Murder In The Mind Poem by Fred Jack Amikoonsgiyamanitoumahwhingon Miles

Murder In The Mind



It was a sharp and gory knife he placed in his cold but sweaty hand, as he deliberately touched with his other apparently normal hand, the skin covering the soft mound containing within the dreams and the means of future generations, which now would never come. His hand felt small bumps knowing such bumps can come from fear as well as cold. Yet with the deft skills of the hunters of a millennium of past generations, without sympathy fueled by the pulses from his own heartless blood, he thrust with all the callousness of a cat biting through the heart of a baby bird.
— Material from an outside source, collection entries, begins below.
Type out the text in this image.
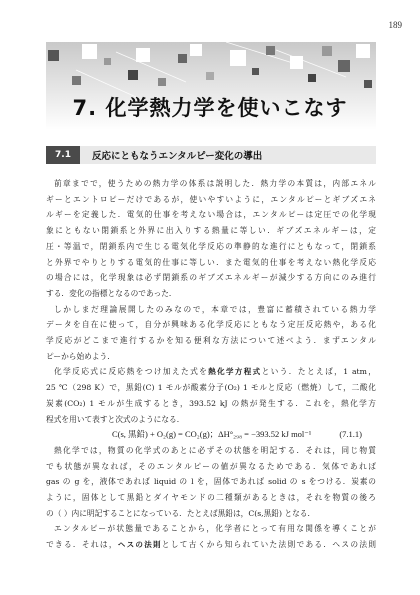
189
7. 化学熱力学を使いこなす
7.1	反応にともなうエンタルピー変化の導出
前章までで，使うための熱力学の体系は説明した．熱力学の本質は，内部エネル
ギーとエントロピーだけであるが，使いやすいように，エンタルピーとギブズエネ
ルギーを定義した．電気的仕事を考えない場合は，エンタルピーは定圧での化学現
象にともない閉鎖系と外界に出入りする熱量に等しい．ギブズエネルギーは，定
圧・等温で，閉鎖系内で生じる電気化学反応の準静的な進行にともなって，閉鎖系
と外界でやりとりする電気的仕事に等しい．また電気的仕事を考えない熱化学反応
の場合には，化学現象は必ず閉鎖系のギブズエネルギーが減少する方向にのみ進行
する．変化の指標となるのであった．
しかしまだ理論展開したのみなので，本章では，豊富に蓄積されている熱力学
データを自在に使って，自分が興味ある化学反応にともなう定圧反応熱や，ある化
学反応がどこまで進行するかを知る便利な方法について述べよう．まずエンタル
ピーから始めよう．
化学反応式に反応熱をつけ加えた式を熱化学方程式という．たとえば，1 atm，
25 ℃（298 K）で，黒鉛(C) 1 モルが酸素分子(O₂) 1 モルと反応（燃焼）して，二酸化
炭素(CO₂) 1 モルが生成するとき，393.52 kJ の熱が発生する．これを，熱化学方
程式を用いて表すと次式のようになる．
C(s, 黒鉛) + O₂(g) = CO₂(g)；ΔH°₂₉₈ = −393.52 kJ mol⁻¹	(7.1.1)
熱化学では，物質の化学式のあとに必ずその状態を明記する．それは，同じ物質
でも状態が異なれば，そのエンタルピーの値が異なるためである．気体であれば
gas の g を，液体であれば liquid の l を，固体であれば solid の s をつける．炭素の
ように，固体として黒鉛とダイヤモンドの二種類があるときは，それを物質の後ろ
の（ ）内に明記することになっている．たとえば黒鉛は，C(s,黒鉛) となる．
エンタルピーが状態量であることから，化学者にとって有用な関係を導くことが
できる．それは，ヘスの法則として古くから知られていた法則である．ヘスの法則
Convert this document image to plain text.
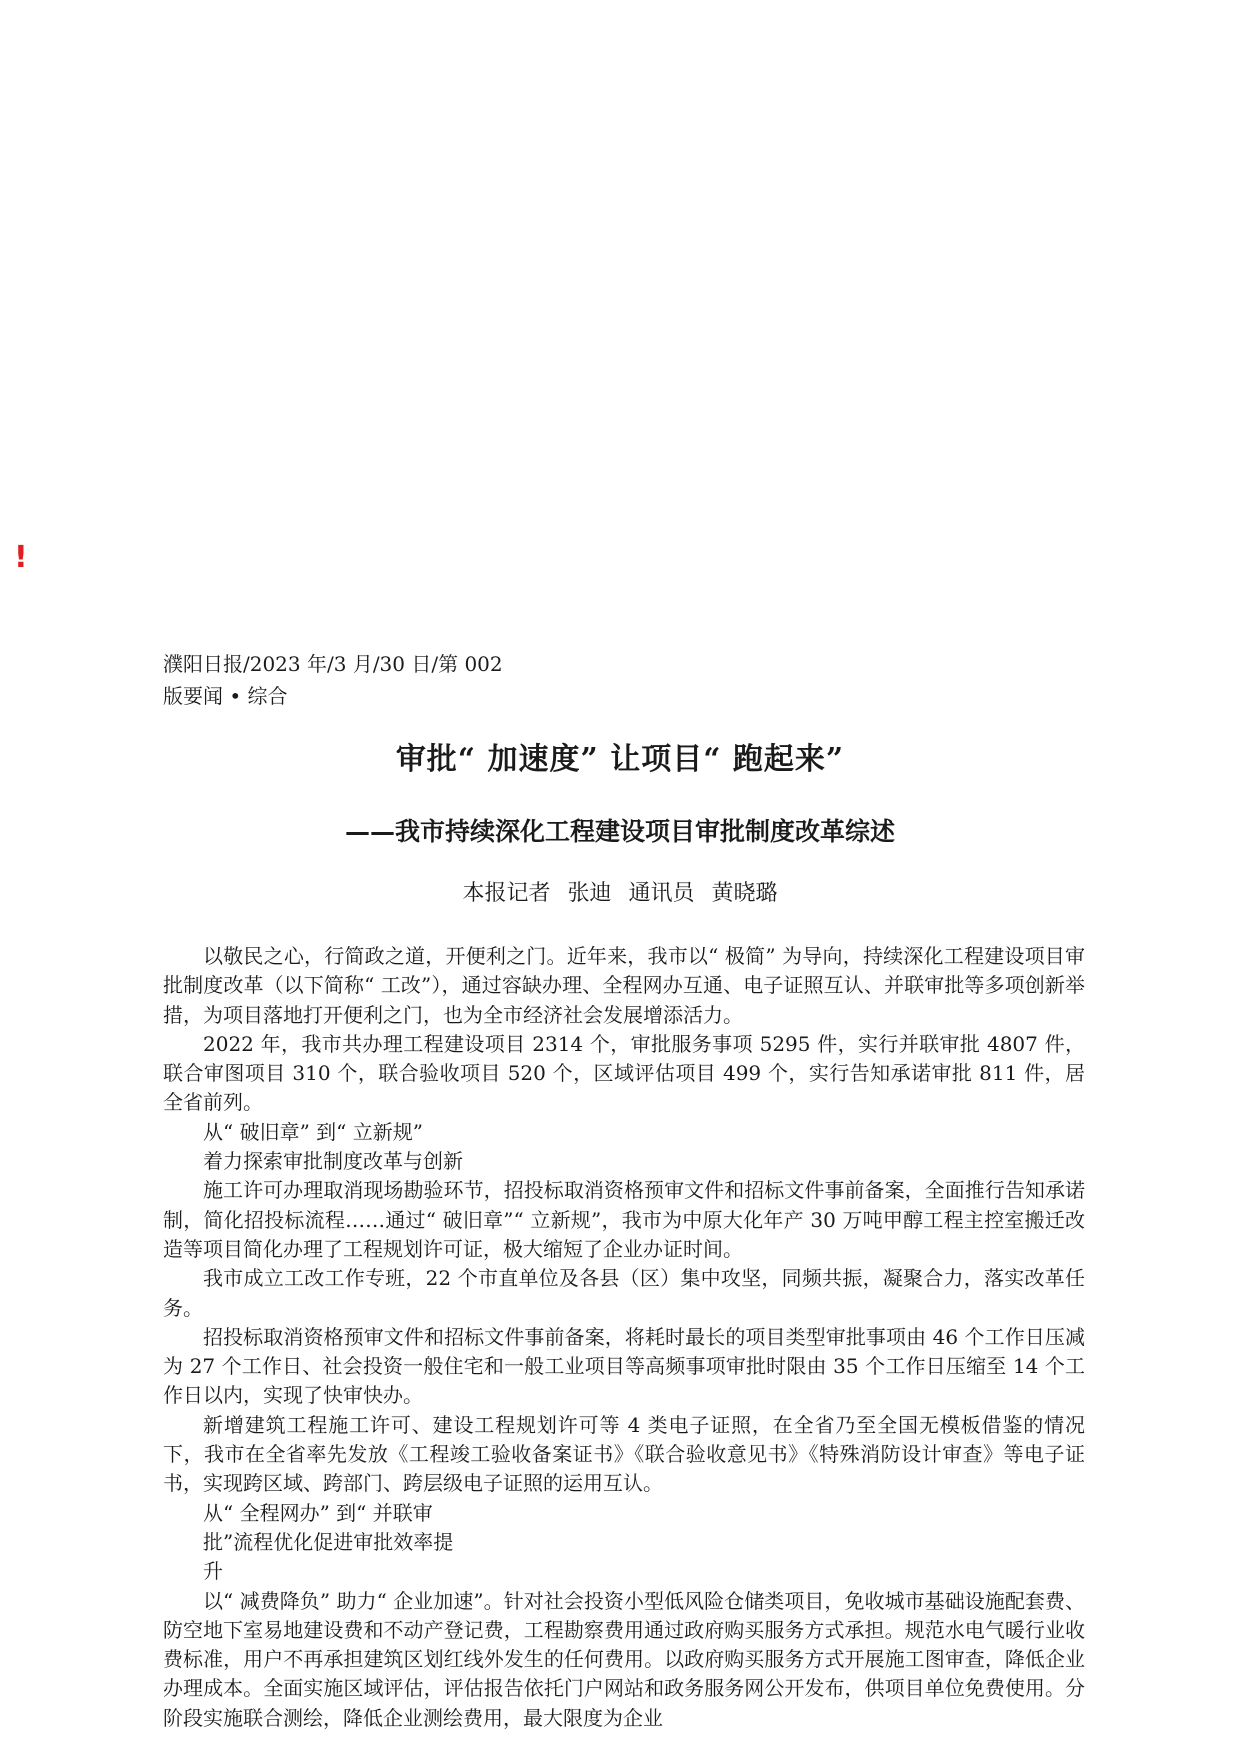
!
濮阳日报/2023 年/3 月/30 日/第 002
版要闻 • 综合
审批“ 加速度” 让项目“ 跑起来”
——我市持续深化工程建设项目审批制度改革综述
本报记者 张迪 通讯员 黄晓璐

以敬民之心，行简政之道，开便利之门。近年来，我市以“ 极简” 为导向，持续深化工程建设项目审批制度改革（以下简称“ 工改”），通过容缺办理、全程网办互通、电子证照互认、并联审批等多项创新举措，为项目落地打开便利之门，也为全市经济社会发展增添活力。

2022 年，我市共办理工程建设项目 2314 个，审批服务事项 5295 件，实行并联审批 4807 件，联合审图项目 310 个，联合验收项目 520 个，区域评估项目 499 个，实行告知承诺审批 811 件，居全省前列。

从“ 破旧章” 到“ 立新规”

着力探索审批制度改革与创新

施工许可办理取消现场勘验环节，招投标取消资格预审文件和招标文件事前备案，全面推行告知承诺制，简化招投标流程……通过“ 破旧章”“ 立新规”，我市为中原大化年产 30 万吨甲醇工程主控室搬迁改造等项目简化办理了工程规划许可证，极大缩短了企业办证时间。

我市成立工改工作专班，22 个市直单位及各县（区）集中攻坚，同频共振，凝聚合力，落实改革任务。

招投标取消资格预审文件和招标文件事前备案，将耗时最长的项目类型审批事项由 46 个工作日压减为 27 个工作日、社会投资一般住宅和一般工业项目等高频事项审批时限由 35 个工作日压缩至 14 个工作日以内，实现了快审快办。

新增建筑工程施工许可、建设工程规划许可等 4 类电子证照，在全省乃至全国无模板借鉴的情况下，我市在全省率先发放《工程竣工验收备案证书》《联合验收意见书》《特殊消防设计审查》等电子证书，实现跨区域、跨部门、跨层级电子证照的运用互认。

从“ 全程网办” 到“ 并联审

批”流程优化促进审批效率提

升

以“ 减费降负” 助力“ 企业加速”。针对社会投资小型低风险仓储类项目，免收城市基础设施配套费、防空地下室易地建设费和不动产登记费，工程勘察费用通过政府购买服务方式承担。规范水电气暖行业收费标准，用户不再承担建筑区划红线外发生的任何费用。以政府购买服务方式开展施工图审查，降低企业办理成本。全面实施区域评估，评估报告依托门户网站和政务服务网公开发布，供项目单位免费使用。分阶段实施联合测绘，降低企业测绘费用，最大限度为企业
Only he knew this was different. Like the bird, this was living. But this was not food which his tongue would ever savour. As he thought this, the liquid of a dying life burst out from the edge of the cold hard knife, spilling out into a world in which it's physical existence would soon be fading. But he wasn't through with his grisly chore. A stab was not enough, he slit his victim as though he was merely slicing a loaf, watching for the first time the fresh and moist meat from within until he knew no sound would ever emit from the poor innocence he had so brutally defiled. Then suddenly, like the guilt of a conscience, he heard a voice outside of the reaches his empty existence cry out, as though in extreme anguish, 'Honey, you better hurry up with my orange, the commercials are almost over.'

POET'S NOTES ABOUT THE POEM
In 1969, just after coming back from Vietnam, my mind still in shock, I thought of this poem while watching the cooks busy in the mess hall.